Atanan CEO’lar arasında AKP Milletvekili adayından, İstanbul Sağlık Müdürlüğü görevlilerine kadar aralarında AKP milletvekilli adaylarının da olduğu pek çok isim görev aldı.
Ballı maaşlar
KHB’lerde yandaş CEO’lar “ballı maaş”ları ile de gündeme oturdu. CEO’lara eğer hekimse 16 bin TL, hekim değilse de 10 bin TL ücret ödeneceği duyuruldu.
Sistem sınıfta kaldı
Sağlık Bakanı Recep Akdağ’ın Dünya Bankası destekli Sağlıkta Dönüşüm Projesi “birinci faz”ında sınıfta kaldı. Sistem, AKP Hükümeti’nin “çağ atladık” iddialarına karşın geleneksel tıp uygulamalarının önünün açılmasıyla sağlıkta ortaçağa geri dönüldü, performans dayatması hayata geçirildi, kâr odaklı sistemde hekim-hasta ilişkisi bozuldu.
Her açıklamalarında memnuniyetin en az “yüzde 70” olmasıyla övündükleri “birinci faz”da yaşananlar şöyle:
»Sağlık Bakanlığında Toplam Kalite Yönetimi uygulanmaya başlandı, özel sektör mantığıyla çalışıldı.
»Performansa dayalı ödeme sistemine geçildi. Hekim ve hekim dışı sağlık personeli üzerinde ciro ve idari baskısı arttırıldı. Rekabetçi anlayış, sağlık çalışanları arasında iş barışını bozduğu gibi, sağlık hizmetinin sunumunda nitelik yerini niceliğe (çok sayıda hasta bakma, daha çok ameliyat, vb.) bıraktı.

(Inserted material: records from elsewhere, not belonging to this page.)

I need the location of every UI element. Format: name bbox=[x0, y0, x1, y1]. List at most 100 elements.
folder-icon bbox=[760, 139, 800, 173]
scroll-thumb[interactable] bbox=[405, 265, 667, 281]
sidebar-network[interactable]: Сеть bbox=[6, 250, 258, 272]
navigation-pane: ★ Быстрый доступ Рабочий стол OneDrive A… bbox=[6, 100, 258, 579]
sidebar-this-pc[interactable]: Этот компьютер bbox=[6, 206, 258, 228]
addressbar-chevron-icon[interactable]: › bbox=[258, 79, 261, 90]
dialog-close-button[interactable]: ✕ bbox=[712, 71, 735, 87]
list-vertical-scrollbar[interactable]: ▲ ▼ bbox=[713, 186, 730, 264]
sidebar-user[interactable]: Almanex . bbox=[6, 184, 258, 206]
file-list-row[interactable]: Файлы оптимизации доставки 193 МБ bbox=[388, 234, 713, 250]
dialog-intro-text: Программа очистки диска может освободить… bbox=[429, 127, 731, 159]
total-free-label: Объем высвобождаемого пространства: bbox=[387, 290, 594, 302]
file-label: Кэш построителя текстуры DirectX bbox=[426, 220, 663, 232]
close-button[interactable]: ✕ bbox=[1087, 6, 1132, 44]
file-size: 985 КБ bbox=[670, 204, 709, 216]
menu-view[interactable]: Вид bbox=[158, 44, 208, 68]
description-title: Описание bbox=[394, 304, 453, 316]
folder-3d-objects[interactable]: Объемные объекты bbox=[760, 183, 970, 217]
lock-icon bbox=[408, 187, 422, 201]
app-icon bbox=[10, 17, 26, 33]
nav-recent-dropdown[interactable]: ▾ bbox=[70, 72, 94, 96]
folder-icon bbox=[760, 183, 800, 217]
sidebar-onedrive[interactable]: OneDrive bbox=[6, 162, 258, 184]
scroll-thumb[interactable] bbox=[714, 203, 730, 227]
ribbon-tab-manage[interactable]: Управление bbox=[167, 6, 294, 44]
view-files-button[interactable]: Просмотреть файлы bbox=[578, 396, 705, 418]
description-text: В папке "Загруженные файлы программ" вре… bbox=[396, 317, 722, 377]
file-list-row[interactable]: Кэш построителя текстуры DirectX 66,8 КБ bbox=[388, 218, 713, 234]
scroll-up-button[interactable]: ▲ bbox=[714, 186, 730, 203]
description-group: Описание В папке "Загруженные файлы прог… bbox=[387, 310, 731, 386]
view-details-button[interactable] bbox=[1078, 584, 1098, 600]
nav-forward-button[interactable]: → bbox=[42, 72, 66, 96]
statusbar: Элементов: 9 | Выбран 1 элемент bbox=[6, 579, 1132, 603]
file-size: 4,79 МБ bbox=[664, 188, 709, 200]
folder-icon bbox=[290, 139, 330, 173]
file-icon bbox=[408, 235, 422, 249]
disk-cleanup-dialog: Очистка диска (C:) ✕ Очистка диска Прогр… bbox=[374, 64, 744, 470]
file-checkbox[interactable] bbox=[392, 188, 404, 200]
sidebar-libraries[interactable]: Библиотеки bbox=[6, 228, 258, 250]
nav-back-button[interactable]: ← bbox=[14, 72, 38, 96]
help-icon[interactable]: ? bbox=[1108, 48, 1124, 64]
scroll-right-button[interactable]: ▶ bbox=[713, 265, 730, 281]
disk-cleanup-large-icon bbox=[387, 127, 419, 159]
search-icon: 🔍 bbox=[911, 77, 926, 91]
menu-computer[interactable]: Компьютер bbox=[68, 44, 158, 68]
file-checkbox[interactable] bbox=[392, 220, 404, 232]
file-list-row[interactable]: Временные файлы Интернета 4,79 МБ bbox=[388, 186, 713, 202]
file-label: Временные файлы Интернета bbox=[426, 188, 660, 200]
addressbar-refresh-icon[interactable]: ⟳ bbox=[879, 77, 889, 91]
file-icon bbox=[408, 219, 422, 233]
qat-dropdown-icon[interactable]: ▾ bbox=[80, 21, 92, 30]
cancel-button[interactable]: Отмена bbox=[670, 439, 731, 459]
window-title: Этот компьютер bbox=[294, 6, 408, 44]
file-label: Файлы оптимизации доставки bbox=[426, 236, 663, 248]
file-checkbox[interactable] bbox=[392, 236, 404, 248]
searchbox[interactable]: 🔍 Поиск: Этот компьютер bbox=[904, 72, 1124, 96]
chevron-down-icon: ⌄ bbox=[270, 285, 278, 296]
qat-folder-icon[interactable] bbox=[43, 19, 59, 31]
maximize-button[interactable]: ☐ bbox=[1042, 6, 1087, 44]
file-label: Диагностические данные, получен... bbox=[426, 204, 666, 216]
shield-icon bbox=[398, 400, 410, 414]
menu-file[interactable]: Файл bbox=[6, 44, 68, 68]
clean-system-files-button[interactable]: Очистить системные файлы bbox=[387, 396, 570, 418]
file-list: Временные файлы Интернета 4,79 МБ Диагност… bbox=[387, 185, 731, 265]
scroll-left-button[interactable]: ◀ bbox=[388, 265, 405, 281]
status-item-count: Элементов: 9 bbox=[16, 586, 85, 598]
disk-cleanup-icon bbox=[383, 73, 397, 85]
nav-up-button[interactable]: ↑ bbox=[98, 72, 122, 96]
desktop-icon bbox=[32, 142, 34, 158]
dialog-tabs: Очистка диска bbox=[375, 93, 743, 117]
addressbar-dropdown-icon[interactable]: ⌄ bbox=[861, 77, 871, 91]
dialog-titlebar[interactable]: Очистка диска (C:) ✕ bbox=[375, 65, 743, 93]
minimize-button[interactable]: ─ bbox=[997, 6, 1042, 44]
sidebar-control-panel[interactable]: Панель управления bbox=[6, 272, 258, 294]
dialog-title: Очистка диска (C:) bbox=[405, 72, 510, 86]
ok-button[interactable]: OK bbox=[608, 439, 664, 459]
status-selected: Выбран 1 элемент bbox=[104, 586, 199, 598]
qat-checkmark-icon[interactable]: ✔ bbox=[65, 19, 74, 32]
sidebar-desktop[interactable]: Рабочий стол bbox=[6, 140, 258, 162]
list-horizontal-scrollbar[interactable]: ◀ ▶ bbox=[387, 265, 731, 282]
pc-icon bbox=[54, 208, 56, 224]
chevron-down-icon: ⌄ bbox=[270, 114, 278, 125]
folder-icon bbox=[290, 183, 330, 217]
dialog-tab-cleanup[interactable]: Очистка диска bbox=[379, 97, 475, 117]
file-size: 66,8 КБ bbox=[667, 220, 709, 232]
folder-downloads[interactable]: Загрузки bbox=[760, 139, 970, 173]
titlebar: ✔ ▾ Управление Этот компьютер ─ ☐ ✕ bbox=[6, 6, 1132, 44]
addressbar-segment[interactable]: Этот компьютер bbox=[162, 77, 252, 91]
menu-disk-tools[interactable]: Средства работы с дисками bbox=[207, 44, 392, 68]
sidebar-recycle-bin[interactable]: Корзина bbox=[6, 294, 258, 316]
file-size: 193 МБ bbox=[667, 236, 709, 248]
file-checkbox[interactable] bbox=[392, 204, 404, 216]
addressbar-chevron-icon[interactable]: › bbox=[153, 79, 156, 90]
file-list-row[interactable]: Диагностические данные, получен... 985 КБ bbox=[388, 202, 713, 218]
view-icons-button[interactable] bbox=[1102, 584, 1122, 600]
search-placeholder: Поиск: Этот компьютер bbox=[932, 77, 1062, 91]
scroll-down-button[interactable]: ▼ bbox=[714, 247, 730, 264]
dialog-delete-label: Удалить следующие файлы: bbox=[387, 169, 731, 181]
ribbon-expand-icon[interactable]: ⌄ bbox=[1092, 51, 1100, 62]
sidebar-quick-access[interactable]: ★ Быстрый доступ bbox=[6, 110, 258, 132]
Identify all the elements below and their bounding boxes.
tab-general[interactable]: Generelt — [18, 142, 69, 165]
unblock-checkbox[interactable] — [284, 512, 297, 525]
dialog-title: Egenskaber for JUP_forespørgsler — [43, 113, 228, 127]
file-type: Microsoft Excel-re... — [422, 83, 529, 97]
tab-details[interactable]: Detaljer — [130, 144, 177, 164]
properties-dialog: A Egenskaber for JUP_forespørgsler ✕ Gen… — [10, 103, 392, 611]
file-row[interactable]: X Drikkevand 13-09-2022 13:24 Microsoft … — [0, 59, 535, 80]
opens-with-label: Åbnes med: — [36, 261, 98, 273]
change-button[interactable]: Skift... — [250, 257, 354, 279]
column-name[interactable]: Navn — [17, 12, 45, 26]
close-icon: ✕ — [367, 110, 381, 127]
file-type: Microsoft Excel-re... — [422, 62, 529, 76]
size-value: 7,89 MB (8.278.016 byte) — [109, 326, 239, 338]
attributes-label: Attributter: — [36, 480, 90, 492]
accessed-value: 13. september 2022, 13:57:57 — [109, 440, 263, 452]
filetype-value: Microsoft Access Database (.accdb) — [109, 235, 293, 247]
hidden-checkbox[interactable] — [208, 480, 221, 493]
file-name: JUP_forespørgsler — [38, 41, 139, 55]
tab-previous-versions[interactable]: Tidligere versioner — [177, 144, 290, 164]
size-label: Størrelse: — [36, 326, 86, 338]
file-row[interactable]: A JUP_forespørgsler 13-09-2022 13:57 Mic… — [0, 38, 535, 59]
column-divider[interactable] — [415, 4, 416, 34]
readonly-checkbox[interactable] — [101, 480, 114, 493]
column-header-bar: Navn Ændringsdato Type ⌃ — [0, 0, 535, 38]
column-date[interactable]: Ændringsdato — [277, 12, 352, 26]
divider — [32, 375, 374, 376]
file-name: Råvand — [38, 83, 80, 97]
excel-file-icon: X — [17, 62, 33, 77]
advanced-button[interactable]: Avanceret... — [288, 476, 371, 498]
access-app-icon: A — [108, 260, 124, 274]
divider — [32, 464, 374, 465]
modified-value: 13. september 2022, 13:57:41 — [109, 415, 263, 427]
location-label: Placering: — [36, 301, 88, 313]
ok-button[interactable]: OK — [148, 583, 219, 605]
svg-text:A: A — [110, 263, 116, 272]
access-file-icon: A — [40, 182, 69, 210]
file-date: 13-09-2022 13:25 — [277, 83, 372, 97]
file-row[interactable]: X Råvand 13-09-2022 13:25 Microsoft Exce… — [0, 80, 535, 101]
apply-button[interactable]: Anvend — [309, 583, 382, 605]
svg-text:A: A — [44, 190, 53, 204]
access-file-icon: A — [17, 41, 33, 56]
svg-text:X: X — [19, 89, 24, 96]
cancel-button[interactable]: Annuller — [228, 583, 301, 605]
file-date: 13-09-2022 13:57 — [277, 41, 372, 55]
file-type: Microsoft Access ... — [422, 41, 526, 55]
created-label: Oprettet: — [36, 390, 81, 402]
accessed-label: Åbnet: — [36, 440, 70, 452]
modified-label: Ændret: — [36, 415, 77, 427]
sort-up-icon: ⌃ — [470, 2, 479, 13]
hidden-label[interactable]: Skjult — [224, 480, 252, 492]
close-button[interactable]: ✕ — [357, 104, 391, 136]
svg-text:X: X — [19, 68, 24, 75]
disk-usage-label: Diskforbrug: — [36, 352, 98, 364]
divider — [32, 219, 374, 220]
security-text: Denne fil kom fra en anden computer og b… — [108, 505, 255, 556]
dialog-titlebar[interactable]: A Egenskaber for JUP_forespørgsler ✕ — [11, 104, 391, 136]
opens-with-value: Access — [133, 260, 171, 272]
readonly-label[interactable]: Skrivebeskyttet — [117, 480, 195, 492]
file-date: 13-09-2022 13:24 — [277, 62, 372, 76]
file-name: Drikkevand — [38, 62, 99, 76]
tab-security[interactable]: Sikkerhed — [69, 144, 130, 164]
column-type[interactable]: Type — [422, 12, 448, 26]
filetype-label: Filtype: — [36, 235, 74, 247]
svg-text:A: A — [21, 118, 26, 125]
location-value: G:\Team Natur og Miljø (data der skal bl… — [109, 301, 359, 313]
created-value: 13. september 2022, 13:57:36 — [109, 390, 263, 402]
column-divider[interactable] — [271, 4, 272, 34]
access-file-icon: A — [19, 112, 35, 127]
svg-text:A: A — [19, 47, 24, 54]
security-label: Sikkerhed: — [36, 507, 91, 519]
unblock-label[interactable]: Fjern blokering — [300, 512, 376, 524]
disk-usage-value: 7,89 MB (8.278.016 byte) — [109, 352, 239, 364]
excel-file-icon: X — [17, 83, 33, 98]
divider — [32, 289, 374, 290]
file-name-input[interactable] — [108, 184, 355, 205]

»Pazardan daha çok pay almak için kışkırtılmış sağlık talebi yaratıldı. Hekim ve sağlık çalışanlarını nefes almadan çalışmaya iten performans sistemi ile birlikte hekime başvuru sayıları patladı. 2014 yılında toplam hekime müracaat sayısı 643 milyon iken bu sayı 2015 yılında 660 milyonun üzerine geçti. Kişi başı hekime müracaat sayısı 8’in üzerinde çıktı.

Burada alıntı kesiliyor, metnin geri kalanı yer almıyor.